John Forsythe, chief global strategist at BrightSphere Investment Group, said today marked the end of the strong US jobs market.
“Investors are bracing for the fallout of this week’s growing wave of stay-at-home orders … and their knock-on effect upon the broader economy,” he added.
“They’re worried that the US is at the start of an unprecedented wave of sharply rising unemployment.”
Jay Powell vows US won’t run out of ammo
US stocks also surged in response to Federal Reserve boss Jerome Powell’s pledge to take more action to shore up the US economy in the face of coronavirus,
“Those who thought that the passage of the $2 trillion stimulus might be time to sell the news have been caught out, with an impressive rebound across Wall Street,” Chris Beauchamp, chief analyst at online trader IG, said.
Powell said in a live TV interview that the US may already be in recession. But he added that the Fed would not “run out of ammo” in its bid to prop up the economy.
WhUS President Donald Trump wants to kick start the US economy by Easter. But Powell gave no indication how long its shutdown of shops and businesses would last.
“The very fact of the Fed chairman appearing on national TV acting as a calming factor,” Beauchamp said.”Along with his pledge that the Fed would continue to find the ammunition it needed.”
Powerll made a similar pledge to one from Bank of Engkland governor Andrew Bailey today.
While the Bank stuck to record rate cuts to a historic low of 0.1 per cent, Bailey also did not rule out further action to support the British economy.
However, Beauchamp warned a slow recovery from coronavirus could dent UK and US stocks.
“If lockdown measures have to stay in place for much longer than anticipated, then a swifter revival of the stock market seems very much in doubt,” he said.
But the FTSE 100 gave up gains today after America’s unemployment data, in contrast to US stocks. London’s index was only half a per cent up shortly before its close.
The Bank of England took no further action at a meeting today after slashing rates to historic lows last week. But the UK’s central bank said it was ready to do more to combat the UK’s coronavirus economic hit.
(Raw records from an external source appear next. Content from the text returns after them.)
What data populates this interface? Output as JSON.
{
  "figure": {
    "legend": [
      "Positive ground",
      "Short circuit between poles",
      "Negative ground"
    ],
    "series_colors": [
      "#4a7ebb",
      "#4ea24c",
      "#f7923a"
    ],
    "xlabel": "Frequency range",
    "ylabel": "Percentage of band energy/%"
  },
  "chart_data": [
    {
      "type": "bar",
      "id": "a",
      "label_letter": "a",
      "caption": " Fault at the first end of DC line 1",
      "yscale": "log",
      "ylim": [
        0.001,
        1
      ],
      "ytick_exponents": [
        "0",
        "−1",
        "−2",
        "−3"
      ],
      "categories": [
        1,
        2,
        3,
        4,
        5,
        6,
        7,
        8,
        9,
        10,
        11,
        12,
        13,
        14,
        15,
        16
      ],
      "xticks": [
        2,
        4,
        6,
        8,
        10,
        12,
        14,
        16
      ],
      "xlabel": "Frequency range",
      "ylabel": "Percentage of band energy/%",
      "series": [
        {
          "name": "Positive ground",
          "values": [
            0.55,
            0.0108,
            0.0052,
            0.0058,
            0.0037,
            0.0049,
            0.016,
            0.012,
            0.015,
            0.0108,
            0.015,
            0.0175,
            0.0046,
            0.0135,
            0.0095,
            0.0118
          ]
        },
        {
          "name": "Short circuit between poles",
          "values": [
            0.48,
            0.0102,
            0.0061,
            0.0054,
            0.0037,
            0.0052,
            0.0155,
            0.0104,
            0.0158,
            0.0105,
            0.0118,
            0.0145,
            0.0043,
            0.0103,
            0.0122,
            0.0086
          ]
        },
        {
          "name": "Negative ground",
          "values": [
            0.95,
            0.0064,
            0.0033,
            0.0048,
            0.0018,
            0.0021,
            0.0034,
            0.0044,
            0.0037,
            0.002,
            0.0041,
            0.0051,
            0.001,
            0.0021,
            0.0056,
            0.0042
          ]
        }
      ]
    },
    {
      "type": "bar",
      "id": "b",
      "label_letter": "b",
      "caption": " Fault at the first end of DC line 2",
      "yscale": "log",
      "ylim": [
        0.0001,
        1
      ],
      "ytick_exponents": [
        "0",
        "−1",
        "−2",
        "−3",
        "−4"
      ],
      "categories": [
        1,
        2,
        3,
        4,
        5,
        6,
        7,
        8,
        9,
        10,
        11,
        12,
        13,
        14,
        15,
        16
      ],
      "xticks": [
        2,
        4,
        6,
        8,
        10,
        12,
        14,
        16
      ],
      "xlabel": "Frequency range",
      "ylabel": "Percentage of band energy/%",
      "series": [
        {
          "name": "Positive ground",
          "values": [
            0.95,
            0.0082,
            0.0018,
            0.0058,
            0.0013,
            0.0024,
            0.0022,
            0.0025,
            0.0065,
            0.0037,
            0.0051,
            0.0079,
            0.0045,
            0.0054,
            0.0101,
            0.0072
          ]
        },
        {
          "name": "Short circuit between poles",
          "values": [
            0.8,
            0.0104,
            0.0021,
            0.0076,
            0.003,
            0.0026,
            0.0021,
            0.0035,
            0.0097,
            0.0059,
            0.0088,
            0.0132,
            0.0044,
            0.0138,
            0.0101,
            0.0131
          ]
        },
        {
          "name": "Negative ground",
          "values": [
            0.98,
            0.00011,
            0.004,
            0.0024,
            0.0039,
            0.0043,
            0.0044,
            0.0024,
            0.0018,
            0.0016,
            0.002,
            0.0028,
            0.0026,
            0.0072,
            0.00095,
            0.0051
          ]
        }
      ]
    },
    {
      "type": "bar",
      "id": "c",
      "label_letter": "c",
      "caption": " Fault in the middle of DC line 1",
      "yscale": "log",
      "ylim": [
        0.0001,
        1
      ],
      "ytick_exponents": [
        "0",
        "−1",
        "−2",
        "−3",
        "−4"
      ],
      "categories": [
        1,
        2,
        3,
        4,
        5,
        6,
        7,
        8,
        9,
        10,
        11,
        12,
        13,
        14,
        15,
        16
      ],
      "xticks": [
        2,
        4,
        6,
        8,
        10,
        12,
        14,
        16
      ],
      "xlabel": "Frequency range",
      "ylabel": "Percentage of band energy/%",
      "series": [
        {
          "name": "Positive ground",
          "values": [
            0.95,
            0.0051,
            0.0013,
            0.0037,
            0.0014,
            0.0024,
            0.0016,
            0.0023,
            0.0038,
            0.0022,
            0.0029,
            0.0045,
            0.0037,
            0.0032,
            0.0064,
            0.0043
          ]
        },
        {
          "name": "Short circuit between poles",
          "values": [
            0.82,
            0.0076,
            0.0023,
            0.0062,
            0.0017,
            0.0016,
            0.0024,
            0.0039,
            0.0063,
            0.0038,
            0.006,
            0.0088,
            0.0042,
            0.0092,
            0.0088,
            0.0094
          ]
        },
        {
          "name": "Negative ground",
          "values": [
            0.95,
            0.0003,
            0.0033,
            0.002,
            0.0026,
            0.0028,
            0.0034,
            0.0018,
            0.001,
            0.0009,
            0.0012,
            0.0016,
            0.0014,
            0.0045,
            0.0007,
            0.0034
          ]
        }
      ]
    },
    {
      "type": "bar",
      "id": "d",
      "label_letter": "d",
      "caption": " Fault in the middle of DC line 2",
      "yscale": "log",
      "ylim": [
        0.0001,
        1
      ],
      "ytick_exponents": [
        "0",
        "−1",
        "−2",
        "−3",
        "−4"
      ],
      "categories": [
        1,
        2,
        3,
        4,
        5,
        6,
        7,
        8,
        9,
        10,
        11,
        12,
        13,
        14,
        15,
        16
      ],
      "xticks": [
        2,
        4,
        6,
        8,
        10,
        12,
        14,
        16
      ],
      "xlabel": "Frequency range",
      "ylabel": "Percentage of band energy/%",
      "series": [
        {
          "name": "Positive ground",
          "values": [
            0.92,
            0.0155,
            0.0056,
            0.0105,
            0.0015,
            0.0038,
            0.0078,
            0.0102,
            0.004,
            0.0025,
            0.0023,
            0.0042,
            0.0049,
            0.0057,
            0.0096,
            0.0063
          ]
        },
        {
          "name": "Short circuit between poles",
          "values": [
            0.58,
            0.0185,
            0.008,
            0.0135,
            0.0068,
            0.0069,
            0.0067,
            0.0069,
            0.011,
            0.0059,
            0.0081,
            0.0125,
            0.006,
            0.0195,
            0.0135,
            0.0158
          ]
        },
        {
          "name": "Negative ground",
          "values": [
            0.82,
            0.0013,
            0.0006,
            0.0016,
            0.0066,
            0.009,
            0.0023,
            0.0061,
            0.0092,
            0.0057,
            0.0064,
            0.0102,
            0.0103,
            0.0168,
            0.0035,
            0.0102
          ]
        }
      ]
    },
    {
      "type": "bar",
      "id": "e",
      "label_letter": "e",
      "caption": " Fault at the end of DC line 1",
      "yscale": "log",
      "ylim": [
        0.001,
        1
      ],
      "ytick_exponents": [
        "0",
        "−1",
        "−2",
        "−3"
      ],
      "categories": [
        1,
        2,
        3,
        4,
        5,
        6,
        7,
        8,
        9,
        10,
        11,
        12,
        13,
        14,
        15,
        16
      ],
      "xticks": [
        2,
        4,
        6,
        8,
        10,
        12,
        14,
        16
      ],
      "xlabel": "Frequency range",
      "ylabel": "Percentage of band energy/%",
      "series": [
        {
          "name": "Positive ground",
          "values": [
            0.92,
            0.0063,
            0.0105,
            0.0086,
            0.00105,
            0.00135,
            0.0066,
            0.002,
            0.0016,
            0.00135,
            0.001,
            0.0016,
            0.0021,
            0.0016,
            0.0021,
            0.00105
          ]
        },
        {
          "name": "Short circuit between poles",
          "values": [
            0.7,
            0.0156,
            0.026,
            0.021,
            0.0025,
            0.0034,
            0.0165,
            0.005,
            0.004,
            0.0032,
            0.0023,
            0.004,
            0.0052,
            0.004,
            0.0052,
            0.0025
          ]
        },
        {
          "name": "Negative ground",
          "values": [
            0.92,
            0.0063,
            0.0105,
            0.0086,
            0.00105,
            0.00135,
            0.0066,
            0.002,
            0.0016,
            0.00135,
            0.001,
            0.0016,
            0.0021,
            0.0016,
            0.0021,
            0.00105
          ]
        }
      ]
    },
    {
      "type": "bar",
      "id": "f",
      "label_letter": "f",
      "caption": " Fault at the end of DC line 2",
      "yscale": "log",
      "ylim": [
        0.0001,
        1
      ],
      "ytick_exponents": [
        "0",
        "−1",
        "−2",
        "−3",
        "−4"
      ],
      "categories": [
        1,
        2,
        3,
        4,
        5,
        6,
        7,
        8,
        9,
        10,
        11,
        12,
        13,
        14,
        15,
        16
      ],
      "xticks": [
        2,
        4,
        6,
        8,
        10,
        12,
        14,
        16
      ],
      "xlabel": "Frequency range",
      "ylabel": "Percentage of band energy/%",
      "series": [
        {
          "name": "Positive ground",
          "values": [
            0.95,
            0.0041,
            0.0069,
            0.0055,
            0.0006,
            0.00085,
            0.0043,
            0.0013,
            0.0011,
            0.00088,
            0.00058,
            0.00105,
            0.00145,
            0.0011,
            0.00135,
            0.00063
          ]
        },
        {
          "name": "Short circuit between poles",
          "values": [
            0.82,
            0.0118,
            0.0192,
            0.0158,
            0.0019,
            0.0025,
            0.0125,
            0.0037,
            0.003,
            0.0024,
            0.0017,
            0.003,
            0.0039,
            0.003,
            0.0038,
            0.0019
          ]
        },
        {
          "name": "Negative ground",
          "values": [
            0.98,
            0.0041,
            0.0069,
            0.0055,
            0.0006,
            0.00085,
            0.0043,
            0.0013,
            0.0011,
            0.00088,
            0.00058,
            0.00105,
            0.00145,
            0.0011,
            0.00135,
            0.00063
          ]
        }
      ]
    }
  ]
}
Coronavirus could hit jobs worse than 2008
AJ Bell investment director Russ Mould said coronavirus could be even worse for US stocks and world employment than 2008 due to the lockdowns.
“Even during the financial crisis people still bought clothes, frequented restaurants and cafes, and went out to work,” he said. “Lockdown conditions are bound to lead to massive drops in output – the question is how long they might last?
“Notably Brent crude oil, still the engine of global economic growth, is back below $30 per barrel.”